“Não!” Elisa viu Sheena pegar o telefone e correu para detê-la. “Senhor. Semoa pode estar com a Sra. Semoa agora. Ela não deve saber disso.
Sheena percebeu imediatamente seu erro. “Sim Sim. Eu não estava pensando direito…”
Os três ficaram parados no corredor e esperaram que o médico saísse da sala. Elisa olhou ligeiramente para baixo e pensou na condição de Carle. Ela acreditava que tinha uma boa compreensão disso neste momento.
O que ela poderia fazer agora era encontrar maneiras de acordá-lo.
Um tempo depois, os médicos saíram da sala.
Os três focaram nas expressões dos médicos e não quiseram perder nada.
“Doutor, como… como está o estado dele?” Sheena perguntou apreensiva.
O médico líder balançou a cabeça, deixando Elisa e os outros preocupados.

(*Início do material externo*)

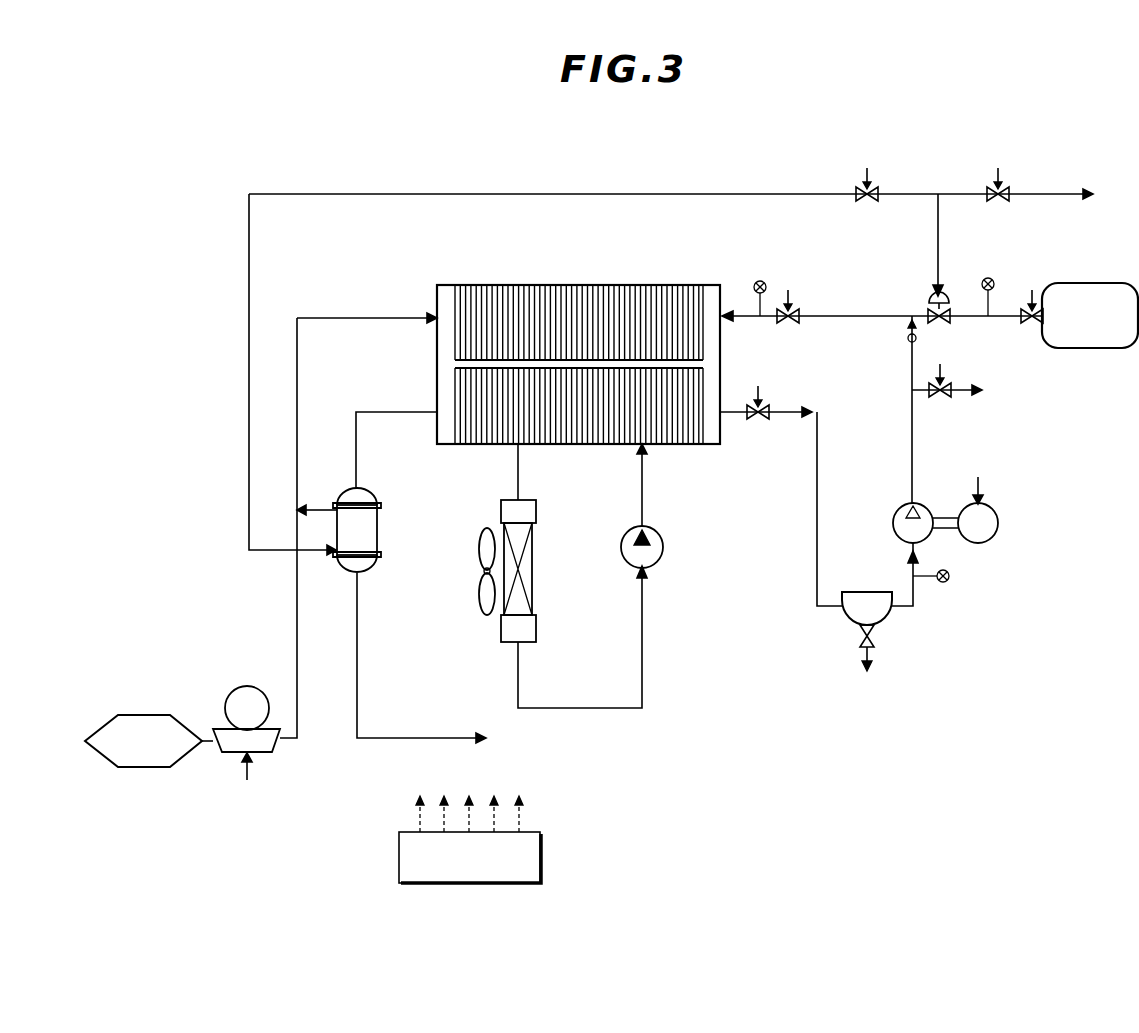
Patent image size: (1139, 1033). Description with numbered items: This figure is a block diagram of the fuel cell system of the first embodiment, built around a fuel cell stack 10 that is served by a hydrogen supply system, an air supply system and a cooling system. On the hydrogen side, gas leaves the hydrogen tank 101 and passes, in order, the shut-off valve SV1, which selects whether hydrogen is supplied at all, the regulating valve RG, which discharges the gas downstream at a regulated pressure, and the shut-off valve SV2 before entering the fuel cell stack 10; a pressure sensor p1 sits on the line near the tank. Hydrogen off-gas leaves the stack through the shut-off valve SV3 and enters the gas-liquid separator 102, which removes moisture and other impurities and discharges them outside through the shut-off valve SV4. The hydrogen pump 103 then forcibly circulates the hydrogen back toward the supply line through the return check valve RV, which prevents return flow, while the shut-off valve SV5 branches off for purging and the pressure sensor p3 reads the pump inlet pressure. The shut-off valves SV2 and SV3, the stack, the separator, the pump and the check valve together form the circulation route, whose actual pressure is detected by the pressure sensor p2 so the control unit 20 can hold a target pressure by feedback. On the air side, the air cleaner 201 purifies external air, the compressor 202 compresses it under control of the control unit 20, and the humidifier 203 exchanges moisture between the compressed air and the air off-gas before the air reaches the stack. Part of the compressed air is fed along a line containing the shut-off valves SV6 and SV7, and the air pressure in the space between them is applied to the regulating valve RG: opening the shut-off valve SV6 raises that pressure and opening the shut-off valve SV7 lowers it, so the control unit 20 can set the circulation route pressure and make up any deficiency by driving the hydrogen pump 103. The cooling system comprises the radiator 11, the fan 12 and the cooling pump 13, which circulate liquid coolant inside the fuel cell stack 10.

The fuel cell stack 10 is at (588, 283).
The radiator 11 is at (538, 515).
The fan 12 is at (478, 572).
The cooling pump 13 is at (664, 548).
The control unit 20 is at (545, 848).
The hydrogen tank 101 is at (1080, 283).
The gas-liquid separator 102 is at (870, 590).
The hydrogen pump 103 is at (1000, 512).
The air cleaner 201 is at (148, 715).
The compressor 202 is at (247, 686).
The humidifier 203 is at (380, 493).
The shut-off valve SV1 is at (1028, 326).
The shut-off valve SV2 is at (795, 308).
The shut-off valve SV3 is at (763, 402).
The shut-off valve SV4 is at (877, 632).
The shut-off valve SV5 is at (943, 400).
The shut-off valve SV6 is at (873, 186).
The shut-off valve SV7 is at (1003, 186).
The regulating valve RG is at (948, 305).
The return check valve RV is at (918, 338).
The pressure sensor p1 is at (990, 278).
The pressure sensor p2 is at (762, 281).
The pressure sensor p3 is at (950, 576).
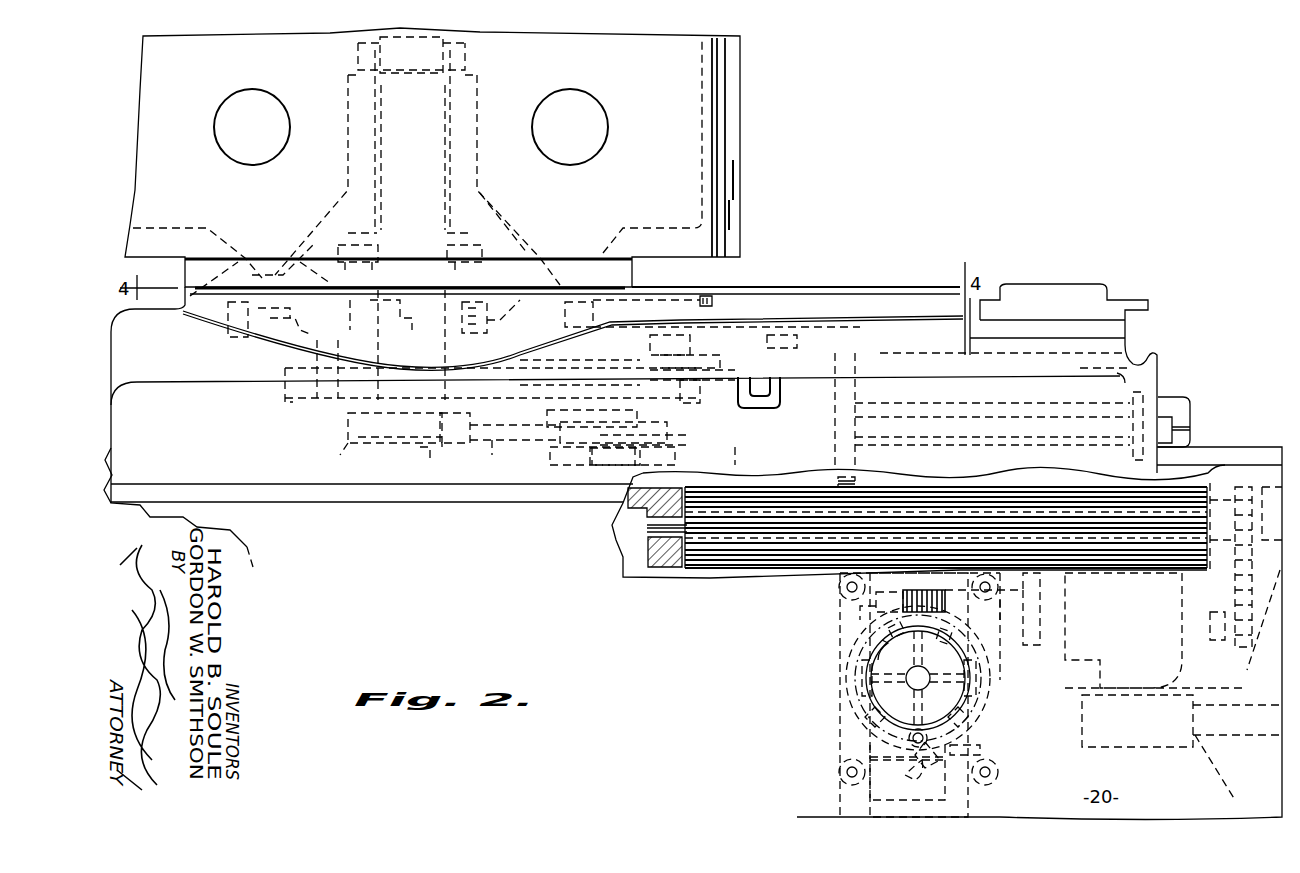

Outro médico explicou: “Embora seus dedos se movessem, os sinais vitais de seu corpo ainda são os mesmos de antes. Não há diferença. Portanto, provavelmente foi uma estimulação aleatória dos nervos. Ele pode não ter se movido…”
A expressão de Sheena empalideceu.
Porém, Elisa insistiu: “Não, não foi assim”.
Os dois médicos olharam para Elisa.
Elisa continuou: “Seus dedos se moviam sempre que eu falava sobre algo importante. Não acho que tenha sido uma coincidência.”
Os médicos franziram a testa ligeiramente. Parecia que eles não conseguiram confirmar o assunto por enquanto.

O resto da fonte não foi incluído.